Dhvani detects the language of the input text automatically. This is mainly based on the unicode code point range of the input text. The exact steps used for language detection is as follows:
- Tokenize the input to words. Done by synthesizer
- For each word, scan from left to right, until a valid unicode range of any of the supported language is found.
- If the script detected is Devangari, which is common script for many languages, check the system locale. If the system locale is a language which is in Devangari script and a supportef language , return that language . Marathi uses Devanagari script. So this step is important for that module.
- If a word could not detected, try to read it using the language of previous word. For eg a string like "മലയാളം 123".
Here for 123, the language cannot be determined using the above rules. So try the language of the previous word. In our case , it is ml_IN, so 123 will be passed to the number reading function of Malayalam module.

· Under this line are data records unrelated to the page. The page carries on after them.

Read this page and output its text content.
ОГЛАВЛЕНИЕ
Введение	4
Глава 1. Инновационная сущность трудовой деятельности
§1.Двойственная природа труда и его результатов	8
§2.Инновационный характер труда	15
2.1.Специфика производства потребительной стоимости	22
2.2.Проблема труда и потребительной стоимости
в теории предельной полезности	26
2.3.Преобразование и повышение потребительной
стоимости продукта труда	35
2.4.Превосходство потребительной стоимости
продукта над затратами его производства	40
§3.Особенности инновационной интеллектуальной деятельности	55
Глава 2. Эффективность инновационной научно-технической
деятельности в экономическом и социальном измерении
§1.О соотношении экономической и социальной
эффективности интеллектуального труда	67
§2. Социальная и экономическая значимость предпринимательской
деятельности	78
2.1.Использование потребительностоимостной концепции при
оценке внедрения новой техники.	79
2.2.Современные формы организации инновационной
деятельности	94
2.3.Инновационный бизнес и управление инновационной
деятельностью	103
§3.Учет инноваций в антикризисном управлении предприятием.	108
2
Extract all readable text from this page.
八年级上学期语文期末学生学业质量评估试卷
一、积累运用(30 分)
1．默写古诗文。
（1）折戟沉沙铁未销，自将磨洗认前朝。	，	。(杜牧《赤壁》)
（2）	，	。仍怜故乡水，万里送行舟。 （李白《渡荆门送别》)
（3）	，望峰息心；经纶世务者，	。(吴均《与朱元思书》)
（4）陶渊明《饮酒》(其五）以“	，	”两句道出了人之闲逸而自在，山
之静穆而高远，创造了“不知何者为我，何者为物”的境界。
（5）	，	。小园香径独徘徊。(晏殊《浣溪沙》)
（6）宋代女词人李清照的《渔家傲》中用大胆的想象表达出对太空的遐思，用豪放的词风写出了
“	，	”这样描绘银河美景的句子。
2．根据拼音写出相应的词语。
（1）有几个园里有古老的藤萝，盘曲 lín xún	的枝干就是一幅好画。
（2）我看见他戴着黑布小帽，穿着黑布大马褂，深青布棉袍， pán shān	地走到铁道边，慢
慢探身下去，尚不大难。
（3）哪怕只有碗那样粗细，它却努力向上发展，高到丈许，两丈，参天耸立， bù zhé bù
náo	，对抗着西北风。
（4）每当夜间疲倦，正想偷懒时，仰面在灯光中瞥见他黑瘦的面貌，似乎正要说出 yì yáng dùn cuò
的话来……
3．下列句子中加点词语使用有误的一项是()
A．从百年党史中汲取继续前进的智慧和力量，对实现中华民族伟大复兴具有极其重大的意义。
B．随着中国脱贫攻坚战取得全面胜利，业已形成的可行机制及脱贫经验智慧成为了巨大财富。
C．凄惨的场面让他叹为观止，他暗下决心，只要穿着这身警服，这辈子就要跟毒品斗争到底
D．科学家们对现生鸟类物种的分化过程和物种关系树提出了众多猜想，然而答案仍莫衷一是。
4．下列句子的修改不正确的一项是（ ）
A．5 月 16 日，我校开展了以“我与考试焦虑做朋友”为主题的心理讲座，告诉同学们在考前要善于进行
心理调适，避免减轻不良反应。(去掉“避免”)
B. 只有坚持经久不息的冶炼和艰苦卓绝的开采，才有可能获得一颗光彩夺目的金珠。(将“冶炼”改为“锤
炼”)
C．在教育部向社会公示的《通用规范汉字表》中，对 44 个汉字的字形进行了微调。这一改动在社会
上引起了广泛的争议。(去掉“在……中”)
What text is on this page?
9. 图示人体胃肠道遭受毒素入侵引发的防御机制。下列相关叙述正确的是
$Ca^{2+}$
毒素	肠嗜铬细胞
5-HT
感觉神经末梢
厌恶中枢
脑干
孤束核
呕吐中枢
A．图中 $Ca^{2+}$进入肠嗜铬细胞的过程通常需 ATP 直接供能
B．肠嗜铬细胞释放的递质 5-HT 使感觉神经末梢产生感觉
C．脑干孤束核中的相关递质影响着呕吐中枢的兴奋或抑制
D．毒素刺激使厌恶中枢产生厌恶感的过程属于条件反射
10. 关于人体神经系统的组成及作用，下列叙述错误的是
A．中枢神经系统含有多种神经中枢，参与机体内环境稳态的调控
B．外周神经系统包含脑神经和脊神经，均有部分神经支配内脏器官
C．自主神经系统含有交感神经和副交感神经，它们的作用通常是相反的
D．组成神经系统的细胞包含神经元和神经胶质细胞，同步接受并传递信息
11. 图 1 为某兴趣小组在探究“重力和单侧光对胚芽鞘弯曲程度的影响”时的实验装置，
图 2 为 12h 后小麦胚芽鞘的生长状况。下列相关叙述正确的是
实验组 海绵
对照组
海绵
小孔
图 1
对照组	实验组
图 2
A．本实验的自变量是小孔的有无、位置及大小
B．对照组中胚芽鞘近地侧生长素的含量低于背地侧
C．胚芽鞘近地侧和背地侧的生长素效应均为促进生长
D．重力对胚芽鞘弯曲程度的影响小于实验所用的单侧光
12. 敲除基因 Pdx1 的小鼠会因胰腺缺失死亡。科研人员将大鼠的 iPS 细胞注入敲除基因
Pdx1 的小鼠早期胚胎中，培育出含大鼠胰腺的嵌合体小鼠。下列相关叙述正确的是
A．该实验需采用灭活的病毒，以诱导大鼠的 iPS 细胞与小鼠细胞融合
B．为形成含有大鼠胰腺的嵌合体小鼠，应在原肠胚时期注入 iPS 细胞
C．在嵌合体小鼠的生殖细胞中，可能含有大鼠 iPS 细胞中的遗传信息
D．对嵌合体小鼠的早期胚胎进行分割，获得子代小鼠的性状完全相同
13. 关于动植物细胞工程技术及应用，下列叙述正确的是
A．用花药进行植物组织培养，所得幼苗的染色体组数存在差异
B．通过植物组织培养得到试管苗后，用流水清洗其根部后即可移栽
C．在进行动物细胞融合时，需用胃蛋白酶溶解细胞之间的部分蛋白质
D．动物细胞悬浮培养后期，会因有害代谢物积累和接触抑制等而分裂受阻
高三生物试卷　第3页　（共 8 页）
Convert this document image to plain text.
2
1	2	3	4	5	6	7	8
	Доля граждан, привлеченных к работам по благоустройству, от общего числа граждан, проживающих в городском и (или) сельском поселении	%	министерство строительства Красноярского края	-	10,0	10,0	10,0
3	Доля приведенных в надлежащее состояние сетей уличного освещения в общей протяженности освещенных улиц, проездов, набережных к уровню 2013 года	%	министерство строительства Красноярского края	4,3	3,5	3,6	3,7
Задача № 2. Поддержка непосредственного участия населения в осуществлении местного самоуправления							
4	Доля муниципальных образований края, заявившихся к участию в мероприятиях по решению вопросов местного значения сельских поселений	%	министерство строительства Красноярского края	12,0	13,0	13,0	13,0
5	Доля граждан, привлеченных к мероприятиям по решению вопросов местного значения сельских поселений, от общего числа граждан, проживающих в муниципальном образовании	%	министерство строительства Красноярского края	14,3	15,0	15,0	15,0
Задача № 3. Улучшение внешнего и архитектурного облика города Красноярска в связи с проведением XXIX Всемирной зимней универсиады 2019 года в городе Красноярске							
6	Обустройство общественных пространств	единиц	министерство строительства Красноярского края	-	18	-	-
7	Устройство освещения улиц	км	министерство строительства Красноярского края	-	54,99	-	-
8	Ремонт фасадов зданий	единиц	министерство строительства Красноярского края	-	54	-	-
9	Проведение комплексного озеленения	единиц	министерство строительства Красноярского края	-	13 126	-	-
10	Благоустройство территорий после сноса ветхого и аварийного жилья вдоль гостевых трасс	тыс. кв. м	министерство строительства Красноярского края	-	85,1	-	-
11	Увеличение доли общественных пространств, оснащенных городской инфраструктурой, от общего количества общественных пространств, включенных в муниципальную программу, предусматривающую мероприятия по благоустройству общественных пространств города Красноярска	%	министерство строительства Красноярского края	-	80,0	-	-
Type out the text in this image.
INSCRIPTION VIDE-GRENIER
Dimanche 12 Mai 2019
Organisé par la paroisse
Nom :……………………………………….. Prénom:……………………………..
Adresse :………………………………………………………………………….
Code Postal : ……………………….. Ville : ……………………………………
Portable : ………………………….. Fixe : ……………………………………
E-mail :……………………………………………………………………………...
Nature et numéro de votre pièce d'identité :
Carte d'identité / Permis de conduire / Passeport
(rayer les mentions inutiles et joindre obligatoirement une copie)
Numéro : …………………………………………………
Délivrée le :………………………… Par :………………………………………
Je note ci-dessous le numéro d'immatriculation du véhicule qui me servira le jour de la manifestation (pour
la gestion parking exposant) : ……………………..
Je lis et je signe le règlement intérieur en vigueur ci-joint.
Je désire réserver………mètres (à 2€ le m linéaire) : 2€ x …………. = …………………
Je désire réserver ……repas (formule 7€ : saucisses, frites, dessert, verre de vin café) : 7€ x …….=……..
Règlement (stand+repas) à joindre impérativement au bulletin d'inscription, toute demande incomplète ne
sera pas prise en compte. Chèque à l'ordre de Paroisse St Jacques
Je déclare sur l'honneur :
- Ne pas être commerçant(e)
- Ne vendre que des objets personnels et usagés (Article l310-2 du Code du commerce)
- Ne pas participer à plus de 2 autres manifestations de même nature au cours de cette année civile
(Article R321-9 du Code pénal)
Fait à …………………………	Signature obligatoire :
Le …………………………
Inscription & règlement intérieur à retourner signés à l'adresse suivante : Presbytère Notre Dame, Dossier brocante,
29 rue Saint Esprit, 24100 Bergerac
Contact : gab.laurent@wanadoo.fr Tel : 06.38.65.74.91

- If any of the above is not succeeded,exit the program with the error message.
- Language detection is done for each word. That means, even if the input sentence contains words from any supported languages, dhvani will read it in corresponding language. For example, a single sentense may contain, Hindi, Marathi, Gujarathi and Malayalam words
- User language switch is given high priority. If user specifies the language using -l or --lang switch the above algorithm will not be used.
- Since the detection is not based on first letter, the word may start with any symbols. For example , "---മലയാളം" will be recognized as a Malayalam word.